La ultraderecha patriótica española pierde a su líder más cristianísimo y relevante.

Prigozhin ha librado más de una guerra, Putin jamás. Erdogan salió con bien de un alzamiento similar, pero es probable que tuviera la astucia de haberlo montado, o cuando menos encauzado. Gorbachov cayó de golpe, el imperio estadounidense solo peligra por la multiplicación de algaradas libertarias sin orden ni concierto que convierten al Congreso de Washington en una hamburguesería de entrada libre.

Rusia no empieza a pagar el fracaso de Ucrania, sigue abonando las facturas de Afganistán. Los imperios empiezan a desmoronarse con expediciones vanidosas, trasladan el coste de los conflictos a la defensa de sus fronteras y acaban derrumbándose hacia el interior.

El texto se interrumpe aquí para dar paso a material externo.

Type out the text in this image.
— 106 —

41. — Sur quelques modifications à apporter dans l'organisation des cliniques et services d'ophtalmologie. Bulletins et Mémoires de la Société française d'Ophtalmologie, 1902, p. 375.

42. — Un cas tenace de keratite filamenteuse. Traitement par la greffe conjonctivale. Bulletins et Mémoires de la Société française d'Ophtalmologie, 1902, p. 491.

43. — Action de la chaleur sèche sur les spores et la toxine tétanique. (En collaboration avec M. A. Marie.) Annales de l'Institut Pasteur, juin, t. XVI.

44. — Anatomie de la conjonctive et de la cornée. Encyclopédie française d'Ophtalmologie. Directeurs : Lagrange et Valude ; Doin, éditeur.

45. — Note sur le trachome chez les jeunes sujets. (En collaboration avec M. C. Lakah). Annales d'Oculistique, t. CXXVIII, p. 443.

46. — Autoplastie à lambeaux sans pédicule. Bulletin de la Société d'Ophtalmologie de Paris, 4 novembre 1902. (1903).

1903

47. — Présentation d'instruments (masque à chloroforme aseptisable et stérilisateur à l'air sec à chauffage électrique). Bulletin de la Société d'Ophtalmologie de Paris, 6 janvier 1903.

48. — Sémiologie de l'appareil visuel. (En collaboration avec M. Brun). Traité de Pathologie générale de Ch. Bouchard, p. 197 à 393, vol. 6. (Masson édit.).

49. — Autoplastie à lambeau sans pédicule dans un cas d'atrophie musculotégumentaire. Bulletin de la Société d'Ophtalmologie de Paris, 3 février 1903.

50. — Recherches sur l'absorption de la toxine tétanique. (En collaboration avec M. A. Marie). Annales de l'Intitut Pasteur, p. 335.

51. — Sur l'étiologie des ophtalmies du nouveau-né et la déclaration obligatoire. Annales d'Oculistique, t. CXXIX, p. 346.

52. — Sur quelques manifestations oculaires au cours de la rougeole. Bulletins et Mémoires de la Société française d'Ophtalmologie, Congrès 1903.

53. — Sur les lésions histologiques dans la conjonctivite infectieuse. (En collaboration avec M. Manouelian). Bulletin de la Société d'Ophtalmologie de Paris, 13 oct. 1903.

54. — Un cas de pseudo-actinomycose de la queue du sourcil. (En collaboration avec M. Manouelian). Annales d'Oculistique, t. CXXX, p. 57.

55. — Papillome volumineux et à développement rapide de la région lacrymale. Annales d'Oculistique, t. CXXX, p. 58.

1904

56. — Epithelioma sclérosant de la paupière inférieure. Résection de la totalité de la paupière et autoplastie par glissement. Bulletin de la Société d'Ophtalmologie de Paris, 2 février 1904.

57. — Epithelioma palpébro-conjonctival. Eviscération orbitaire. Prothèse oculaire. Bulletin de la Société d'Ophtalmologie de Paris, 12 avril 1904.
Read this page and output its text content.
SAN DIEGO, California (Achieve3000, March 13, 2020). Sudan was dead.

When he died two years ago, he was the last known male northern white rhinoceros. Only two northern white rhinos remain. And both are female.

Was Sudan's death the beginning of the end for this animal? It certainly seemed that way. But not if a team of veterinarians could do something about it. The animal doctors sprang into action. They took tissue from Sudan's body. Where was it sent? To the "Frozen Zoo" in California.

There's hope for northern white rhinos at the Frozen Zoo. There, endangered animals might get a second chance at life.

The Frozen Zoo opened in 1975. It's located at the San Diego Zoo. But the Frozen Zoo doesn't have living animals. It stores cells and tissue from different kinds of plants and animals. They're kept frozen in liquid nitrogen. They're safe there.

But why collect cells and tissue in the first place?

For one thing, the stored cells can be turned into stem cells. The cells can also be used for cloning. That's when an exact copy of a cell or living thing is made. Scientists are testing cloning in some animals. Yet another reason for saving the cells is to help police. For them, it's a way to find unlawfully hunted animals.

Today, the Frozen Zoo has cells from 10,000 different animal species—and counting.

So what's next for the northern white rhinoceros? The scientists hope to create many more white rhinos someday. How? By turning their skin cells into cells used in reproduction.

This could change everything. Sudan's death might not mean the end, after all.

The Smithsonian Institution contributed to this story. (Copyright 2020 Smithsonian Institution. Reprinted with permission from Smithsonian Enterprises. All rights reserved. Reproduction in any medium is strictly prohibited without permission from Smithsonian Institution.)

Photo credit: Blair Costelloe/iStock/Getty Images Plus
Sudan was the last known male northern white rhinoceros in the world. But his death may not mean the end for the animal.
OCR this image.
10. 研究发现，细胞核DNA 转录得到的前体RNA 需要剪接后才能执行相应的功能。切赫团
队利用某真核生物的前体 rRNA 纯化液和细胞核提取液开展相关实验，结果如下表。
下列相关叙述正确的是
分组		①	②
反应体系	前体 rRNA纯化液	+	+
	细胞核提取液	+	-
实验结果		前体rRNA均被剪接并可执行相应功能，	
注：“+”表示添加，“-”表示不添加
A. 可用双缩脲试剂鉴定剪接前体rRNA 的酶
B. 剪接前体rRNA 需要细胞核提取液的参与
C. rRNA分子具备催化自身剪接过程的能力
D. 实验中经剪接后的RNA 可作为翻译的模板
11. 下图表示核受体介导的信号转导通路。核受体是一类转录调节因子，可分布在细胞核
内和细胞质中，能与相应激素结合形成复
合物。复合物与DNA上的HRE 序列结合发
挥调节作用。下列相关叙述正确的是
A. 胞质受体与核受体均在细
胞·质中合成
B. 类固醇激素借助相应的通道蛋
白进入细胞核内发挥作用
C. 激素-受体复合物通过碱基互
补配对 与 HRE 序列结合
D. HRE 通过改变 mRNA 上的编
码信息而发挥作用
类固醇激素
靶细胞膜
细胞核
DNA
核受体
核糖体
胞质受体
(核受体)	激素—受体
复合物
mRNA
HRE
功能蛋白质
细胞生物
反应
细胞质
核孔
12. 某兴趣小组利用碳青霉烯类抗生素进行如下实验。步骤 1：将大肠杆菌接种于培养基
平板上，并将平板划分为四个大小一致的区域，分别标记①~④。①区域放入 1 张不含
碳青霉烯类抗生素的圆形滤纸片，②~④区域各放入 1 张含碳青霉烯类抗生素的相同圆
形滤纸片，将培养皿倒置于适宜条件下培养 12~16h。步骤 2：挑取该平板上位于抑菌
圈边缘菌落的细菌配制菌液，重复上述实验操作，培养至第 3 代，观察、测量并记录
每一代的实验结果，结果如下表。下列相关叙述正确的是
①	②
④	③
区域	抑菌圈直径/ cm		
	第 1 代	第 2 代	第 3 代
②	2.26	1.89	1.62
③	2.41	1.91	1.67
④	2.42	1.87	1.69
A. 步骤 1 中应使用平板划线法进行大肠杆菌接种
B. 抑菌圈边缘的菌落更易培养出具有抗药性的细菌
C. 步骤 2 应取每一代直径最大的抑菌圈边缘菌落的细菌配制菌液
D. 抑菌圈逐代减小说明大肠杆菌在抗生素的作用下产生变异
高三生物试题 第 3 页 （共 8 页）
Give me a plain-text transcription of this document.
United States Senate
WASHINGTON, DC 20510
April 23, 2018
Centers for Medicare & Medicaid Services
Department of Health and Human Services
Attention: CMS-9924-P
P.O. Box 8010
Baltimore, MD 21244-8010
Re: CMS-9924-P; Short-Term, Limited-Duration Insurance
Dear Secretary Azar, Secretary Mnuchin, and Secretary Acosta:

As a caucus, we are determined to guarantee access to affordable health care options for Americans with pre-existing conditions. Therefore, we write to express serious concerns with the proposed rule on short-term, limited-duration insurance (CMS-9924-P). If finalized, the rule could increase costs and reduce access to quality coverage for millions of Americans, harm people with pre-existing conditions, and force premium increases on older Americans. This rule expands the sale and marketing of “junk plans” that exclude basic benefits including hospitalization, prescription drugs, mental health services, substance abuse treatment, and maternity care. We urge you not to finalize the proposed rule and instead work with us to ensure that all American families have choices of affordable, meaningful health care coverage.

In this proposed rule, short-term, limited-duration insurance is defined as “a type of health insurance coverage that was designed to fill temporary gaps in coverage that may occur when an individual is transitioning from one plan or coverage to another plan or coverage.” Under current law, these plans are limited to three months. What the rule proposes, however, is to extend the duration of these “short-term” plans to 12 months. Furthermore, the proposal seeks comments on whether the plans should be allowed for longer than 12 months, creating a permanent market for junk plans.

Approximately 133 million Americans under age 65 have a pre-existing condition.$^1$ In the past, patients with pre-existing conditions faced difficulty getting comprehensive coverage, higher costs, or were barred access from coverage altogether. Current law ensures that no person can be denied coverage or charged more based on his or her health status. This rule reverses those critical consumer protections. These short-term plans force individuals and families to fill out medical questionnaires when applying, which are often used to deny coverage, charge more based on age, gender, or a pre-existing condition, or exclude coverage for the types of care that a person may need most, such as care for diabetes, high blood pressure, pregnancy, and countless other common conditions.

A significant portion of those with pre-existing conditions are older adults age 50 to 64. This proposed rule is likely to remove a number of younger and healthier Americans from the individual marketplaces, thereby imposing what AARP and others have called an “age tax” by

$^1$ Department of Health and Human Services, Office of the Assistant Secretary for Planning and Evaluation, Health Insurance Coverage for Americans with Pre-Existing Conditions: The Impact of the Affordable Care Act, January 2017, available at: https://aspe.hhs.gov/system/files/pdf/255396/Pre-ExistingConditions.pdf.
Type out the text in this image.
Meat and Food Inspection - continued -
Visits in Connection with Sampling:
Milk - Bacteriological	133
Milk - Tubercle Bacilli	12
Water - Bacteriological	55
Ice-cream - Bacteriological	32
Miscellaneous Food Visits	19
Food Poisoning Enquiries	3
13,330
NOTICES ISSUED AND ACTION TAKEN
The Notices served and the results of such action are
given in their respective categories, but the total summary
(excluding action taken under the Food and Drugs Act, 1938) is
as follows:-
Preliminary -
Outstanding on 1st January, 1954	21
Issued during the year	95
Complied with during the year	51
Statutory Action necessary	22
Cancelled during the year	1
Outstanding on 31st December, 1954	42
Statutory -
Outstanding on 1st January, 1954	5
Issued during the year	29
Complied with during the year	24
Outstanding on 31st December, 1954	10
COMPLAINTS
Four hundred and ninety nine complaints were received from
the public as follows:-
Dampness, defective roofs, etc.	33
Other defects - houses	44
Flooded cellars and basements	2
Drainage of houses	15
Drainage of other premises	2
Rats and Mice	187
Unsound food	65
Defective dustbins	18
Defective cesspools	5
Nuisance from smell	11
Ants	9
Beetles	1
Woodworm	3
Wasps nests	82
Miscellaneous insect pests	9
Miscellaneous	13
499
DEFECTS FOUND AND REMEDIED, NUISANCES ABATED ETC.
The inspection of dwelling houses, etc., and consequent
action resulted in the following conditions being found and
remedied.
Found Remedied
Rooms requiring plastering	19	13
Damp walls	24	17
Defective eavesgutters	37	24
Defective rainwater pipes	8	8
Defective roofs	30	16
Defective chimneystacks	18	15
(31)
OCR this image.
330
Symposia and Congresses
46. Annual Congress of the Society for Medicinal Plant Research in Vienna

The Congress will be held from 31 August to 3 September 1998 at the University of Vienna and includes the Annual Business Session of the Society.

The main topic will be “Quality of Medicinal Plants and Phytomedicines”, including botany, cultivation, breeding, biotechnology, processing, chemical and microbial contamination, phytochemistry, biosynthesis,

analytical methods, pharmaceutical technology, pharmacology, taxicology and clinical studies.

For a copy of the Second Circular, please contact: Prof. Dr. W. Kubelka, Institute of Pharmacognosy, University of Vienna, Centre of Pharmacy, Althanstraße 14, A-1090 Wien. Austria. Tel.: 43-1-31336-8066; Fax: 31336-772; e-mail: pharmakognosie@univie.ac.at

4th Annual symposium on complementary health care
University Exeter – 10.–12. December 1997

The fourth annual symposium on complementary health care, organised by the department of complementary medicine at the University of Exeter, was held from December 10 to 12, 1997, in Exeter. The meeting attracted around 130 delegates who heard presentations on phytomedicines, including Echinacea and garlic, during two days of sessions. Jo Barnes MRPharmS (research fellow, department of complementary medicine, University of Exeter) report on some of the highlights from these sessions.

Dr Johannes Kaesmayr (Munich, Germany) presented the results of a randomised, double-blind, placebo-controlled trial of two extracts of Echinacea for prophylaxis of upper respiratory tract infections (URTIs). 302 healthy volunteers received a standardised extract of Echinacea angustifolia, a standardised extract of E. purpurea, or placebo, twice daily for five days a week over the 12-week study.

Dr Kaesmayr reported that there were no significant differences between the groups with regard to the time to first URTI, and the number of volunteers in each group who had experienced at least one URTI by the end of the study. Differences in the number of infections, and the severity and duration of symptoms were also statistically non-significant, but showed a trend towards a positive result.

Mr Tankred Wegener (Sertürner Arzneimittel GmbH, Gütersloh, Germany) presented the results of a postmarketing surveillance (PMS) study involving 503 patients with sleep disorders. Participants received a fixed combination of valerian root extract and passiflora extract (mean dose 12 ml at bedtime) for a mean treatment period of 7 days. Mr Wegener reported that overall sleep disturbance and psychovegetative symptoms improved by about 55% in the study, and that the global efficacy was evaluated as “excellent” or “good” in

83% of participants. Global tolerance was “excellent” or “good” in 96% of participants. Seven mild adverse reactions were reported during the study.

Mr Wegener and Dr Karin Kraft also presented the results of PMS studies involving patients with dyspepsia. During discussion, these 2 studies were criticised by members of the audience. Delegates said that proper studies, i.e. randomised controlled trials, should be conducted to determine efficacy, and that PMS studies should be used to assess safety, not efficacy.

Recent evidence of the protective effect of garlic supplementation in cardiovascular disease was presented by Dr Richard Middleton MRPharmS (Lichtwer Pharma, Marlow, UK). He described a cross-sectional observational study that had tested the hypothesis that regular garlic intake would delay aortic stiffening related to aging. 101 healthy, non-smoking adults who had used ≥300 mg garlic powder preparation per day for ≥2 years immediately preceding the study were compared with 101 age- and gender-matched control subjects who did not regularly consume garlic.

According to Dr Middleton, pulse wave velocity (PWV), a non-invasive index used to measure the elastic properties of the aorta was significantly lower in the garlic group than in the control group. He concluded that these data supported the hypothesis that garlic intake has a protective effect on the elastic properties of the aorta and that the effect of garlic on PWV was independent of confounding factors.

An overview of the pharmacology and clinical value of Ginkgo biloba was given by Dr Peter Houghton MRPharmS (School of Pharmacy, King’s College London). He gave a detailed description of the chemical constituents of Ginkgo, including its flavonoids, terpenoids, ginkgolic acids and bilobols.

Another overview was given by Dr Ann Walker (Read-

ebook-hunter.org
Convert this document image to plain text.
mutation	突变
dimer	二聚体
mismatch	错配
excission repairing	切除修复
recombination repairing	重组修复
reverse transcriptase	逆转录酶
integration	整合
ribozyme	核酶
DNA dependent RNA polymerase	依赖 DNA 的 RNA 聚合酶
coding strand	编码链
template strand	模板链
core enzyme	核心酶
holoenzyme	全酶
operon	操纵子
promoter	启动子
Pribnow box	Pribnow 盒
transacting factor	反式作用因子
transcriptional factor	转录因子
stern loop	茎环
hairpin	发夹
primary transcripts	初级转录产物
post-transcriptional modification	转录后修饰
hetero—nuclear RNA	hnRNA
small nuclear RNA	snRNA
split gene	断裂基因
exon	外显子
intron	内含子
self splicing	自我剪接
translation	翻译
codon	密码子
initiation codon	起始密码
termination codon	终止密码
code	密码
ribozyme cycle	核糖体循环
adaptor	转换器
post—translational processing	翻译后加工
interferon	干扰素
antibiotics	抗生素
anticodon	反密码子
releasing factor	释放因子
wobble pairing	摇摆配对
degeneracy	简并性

Implosionan, en la palabra de éxito esta semana para definir a los suicidas de lujo. El desenlace de la asonada equinoccial del conquistador Prigozhin es previsible y de importancia menor. La clave radica en la nueva adscripción profesional de Putin, payaso. El bufón implosionado contribuye a ridiculizar a los gobernantes occidentales que se postraron ante su figura tragicómica, de George Bush en adelante.